Now, as I am about to graduate, I can proudly say that I have hair under my arms and that I have my license, but I should also tell you that these limits that I drew for myself are meaningless in terms of measuring how “adult” I am. Because I figured something else out: I’m going to keep changing, and we’re all going to keep changing --- If I were the same person today that I was at 13 or 16, I’d be even more immature and even more awkward than I am now.
So, today, Los Gatos, I promise you that I am not going to make any more milestones for myself. Not graduating college, going to grad school, getting a job, or getting an apartment --- none of these will serve as milestones in my future.
When I was 13 and even 16, I thought that becoming an adult meant knowing exactly what I was doing, doing everything purposefully and generally being suave and savvy -- I also thought that being “grown up” meant that I wouldn’t change, that I’d be the same in character and personality from that point on. Today, I’m grown up enough to know that that’s not what it’s about --- I won’t ever really know what I’m doing all the time. And I’m glad that I’m not the same person I was 2 years ago and that I won’t be the same person I am today in 3 years.
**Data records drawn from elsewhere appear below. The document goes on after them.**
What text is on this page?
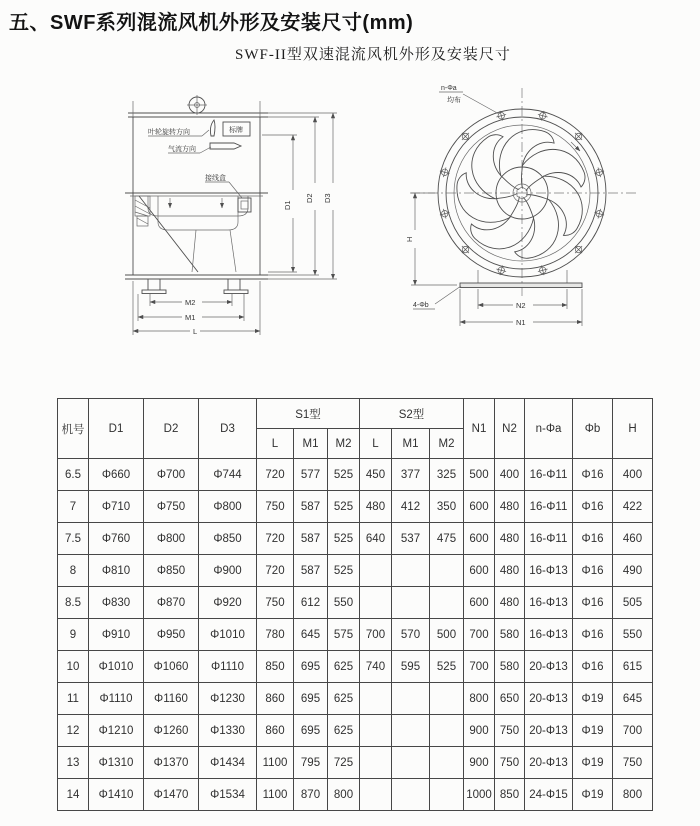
五、SWF系列混流风机外形及安装尺寸(mm)
SWF-II型双速混流风机外形及安装尺寸
接线盒
叶轮旋转方向	标牌
气流方向
M2
M1
L
D1
D2 D3
n-Φa
均布
H
4-Φb	N2
N1
机号	D1	D2	D3	S1型			S2型			N1	N2	n-Φa	Φb	H
				L	M1	M2	L	M1	M2					
6.5	Φ660	Φ700	Φ744	720	577	525	450	377	325	500	400	16-Φ11	Φ16	400
7	Φ710	Φ750	Φ800	750	587	525	480	412	350	600	480	16-Φ11	Φ16	422
7.5	Φ760	Φ800	Φ850	720	587	525	640	537	475	600	480	16-Φ11	Φ16	460
8	Φ810	Φ850	Φ900	720	587	525				600	480	16-Φ13	Φ16	490
8.5	Φ830	Φ870	Φ920	750	612	550				600	480	16-Φ13	Φ16	505
9	Φ910	Φ950	Φ1010	780	645	575	700	570	500	700	580	16-Φ13	Φ16	550
10	Φ1010	Φ1060	Φ1110	850	695	625	740	595	525	700	580	20-Φ13	Φ16	615
11	Φ1110	Φ1160	Φ1230	860	695	625				800	650	20-Φ13	Φ19	645
12	Φ1210	Φ1260	Φ1330	860	695	625				900	750	20-Φ13	Φ19	700
13	Φ1310	Φ1370	Φ1434	1100	795	725				900	750	20-Φ13	Φ19	750
14	Φ1410	Φ1470	Φ1534	1100	870	800				1000	850	24-Φ15	Φ19	800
We will never be finished products, like I so wanted at 13 and 16, because we will keep maturing and changing. But, this realization can be powerful -- it means that if we don’t like the way things are going in the future, we can change them. Personally, sometimes I feel like I’m on an entrenched path towards politics and economics. I have friends who are passionate about biology and medicine, business, journalism, physics, and computer science. Sometimes it seems like they have a path all picked out for themselves, too.
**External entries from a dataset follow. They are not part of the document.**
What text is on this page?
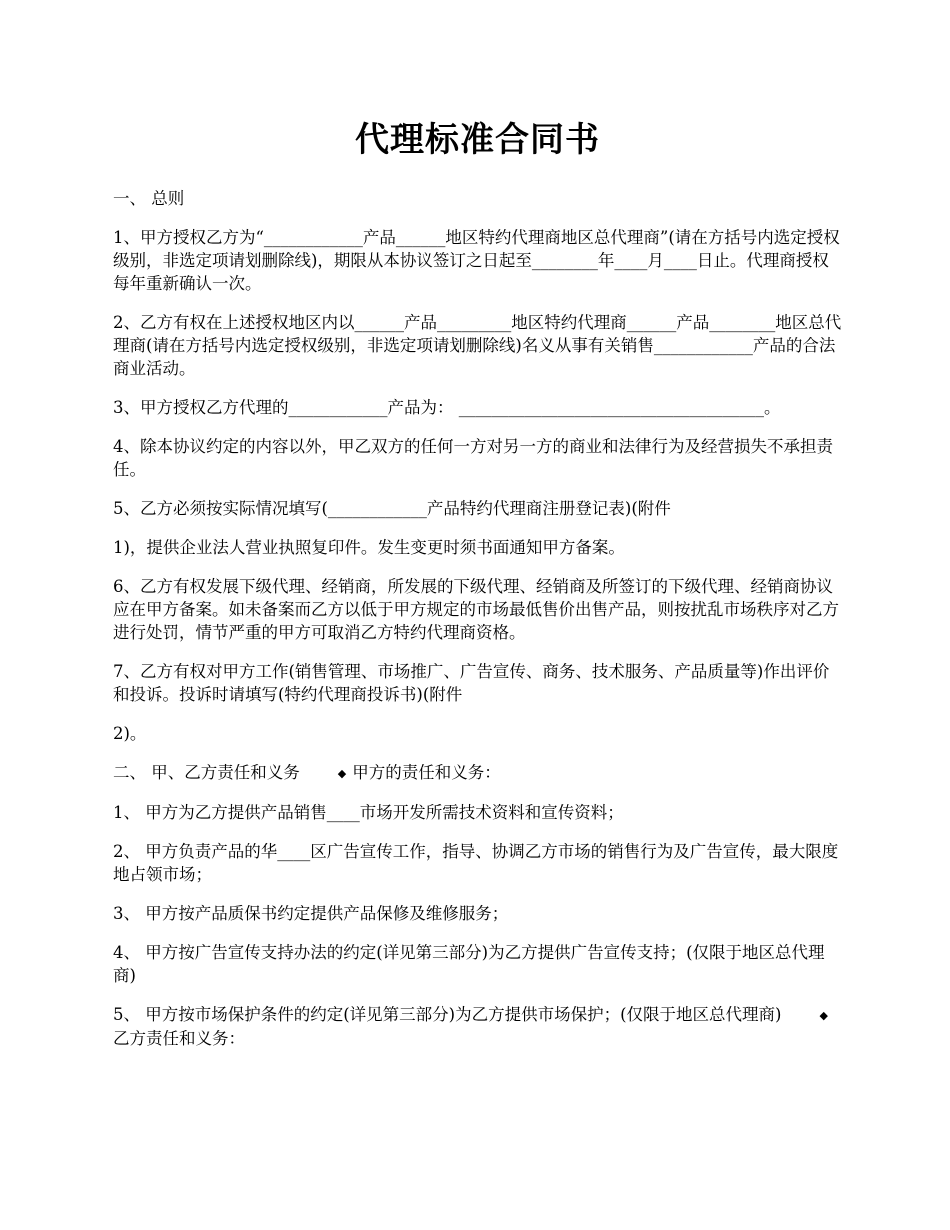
代理标准合同书
一、 总则
1、甲方授权乙方为“____________产品______地区特约代理商地区总代理商”(请在方括号内选定授权级别，非选定项请划删除线)，期限从本协议签订之日起至________年____月____日止。代理商授权每年重新确认一次。
2、乙方有权在上述授权地区内以______产品_________地区特约代理商______产品________地区总代理商(请在方括号内选定授权级别，非选定项请划删除线)名义从事有关销售____________产品的合法商业活动。
3、甲方授权乙方代理的____________产品为： _____________________________________。
4、除本协议约定的内容以外，甲乙双方的任何一方对另一方的商业和法律行为及经营损失不承担责任。
5、乙方必须按实际情况填写(____________产品特约代理商注册登记表)(附件
1)，提供企业法人营业执照复印件。发生变更时须书面通知甲方备案。
6、乙方有权发展下级代理、经销商，所发展的下级代理、经销商及所签订的下级代理、经销商协议应在甲方备案。如未备案而乙方以低于甲方规定的市场最低售价出售产品，则按扰乱市场秩序对乙方进行处罚，情节严重的甲方可取消乙方特约代理商资格。
7、乙方有权对甲方工作(销售管理、市场推广、广告宣传、商务、技术服务、产品质量等)作出评价和投诉。投诉时请填写(特约代理商投诉书)(附件
2)。
二、 甲、乙方责任和义务	◆ 甲方的责任和义务：
1、 甲方为乙方提供产品销售____市场开发所需技术资料和宣传资料；
2、 甲方负责产品的华____区广告宣传工作，指导、协调乙方市场的销售行为及广告宣传，最大限度地占领市场；
3、 甲方按产品质保书约定提供产品保修及维修服务；
4、 甲方按广告宣传支持办法的约定(详见第三部分)为乙方提供广告宣传支持；(仅限于地区总代理商)
5、 甲方按市场保护条件的约定(详见第三部分)为乙方提供市场保护；(仅限于地区总代理商)	◆乙方责任和义务：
So, what happens if we get to college and we find out that our passions today are unfulfilling to us in the future? Even though some of us have pursued these interests for upwards of 5 years, we shouldn’t feel like we’ve wasted our time because we did what we liked when we liked it. If we don’t like these things when we get to college, we’ll be able to change majors. If we don’t like our jobs, we can change them. What I’m really trying to say is ---- don’t feel pressure to stick to the beaten path, even if it’s a path we’ve beaten for ourselves.
We can change. No matter what, we will be able to change.
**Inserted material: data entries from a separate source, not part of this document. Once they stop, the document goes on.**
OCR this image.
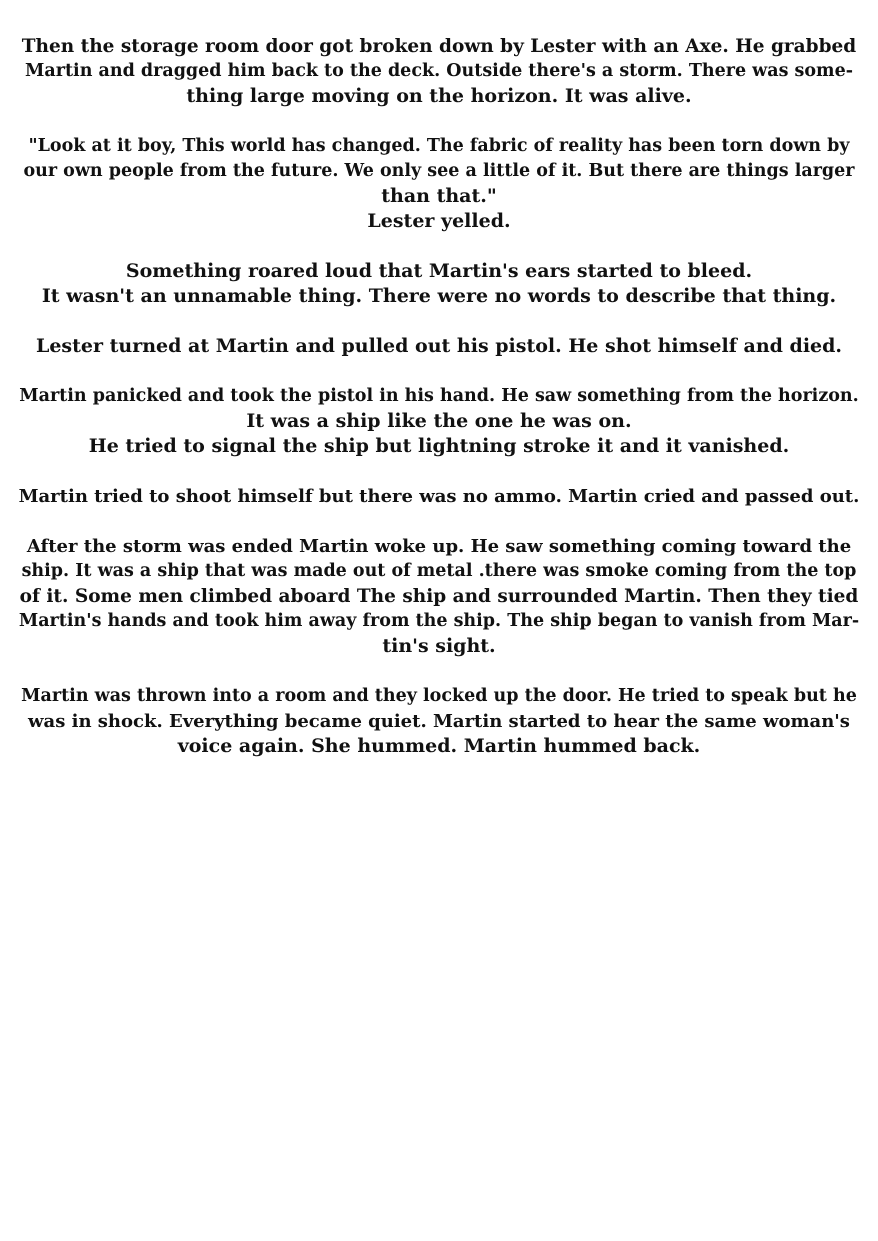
Then the storage room door got broken down by Lester with an Axe. He grabbed
Martin and dragged him back to the deck. Outside there's a storm. There was some-
thing large moving on the horizon. It was alive.

"Look at it boy, This world has changed. The fabric of reality has been torn down by
our own people from the future. We only see a little of it. But there are things larger
than that."
Lester yelled.

Something roared loud that Martin's ears started to bleed.
It wasn't an unnamable thing. There were no words to describe that thing.

Lester turned at Martin and pulled out his pistol. He shot himself and died.

Martin panicked and took the pistol in his hand. He saw something from the horizon.
It was a ship like the one he was on.
He tried to signal the ship but lightning stroke it and it vanished.

Martin tried to shoot himself but there was no ammo. Martin cried and passed out.

After the storm was ended Martin woke up. He saw something coming toward the
ship. It was a ship that was made out of metal .there was smoke coming from the top
of it. Some men climbed aboard The ship and surrounded Martin. Then they tied
Martin's hands and took him away from the ship. The ship began to vanish from Mar-
tin's sight.

Martin was thrown into a room and they locked up the door. He tried to speak but he
was in shock. Everything became quiet. Martin started to hear the same woman's
voice again. She hummed. Martin hummed back.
We’re going to grow up. It’s not like we have a choice in that. Every choice and mistake we make, every day we live will mature us. I’m used to living my life for the destination, not the road to get there, but I’m going to try to live more for the road because I know now that in growing up, there really is no end point.
I challenge you, Class of 2014, to not get stuck in some past mindset and to stop waiting for some future point when you’re grown up to live your lives ------------------- I challenge you to live today.
So grow up, but don’t try to be a grown up -- because we’ll never stop growing.
@Echowhale team dropping by with your votes
Excellent perspective. Keep up the writing!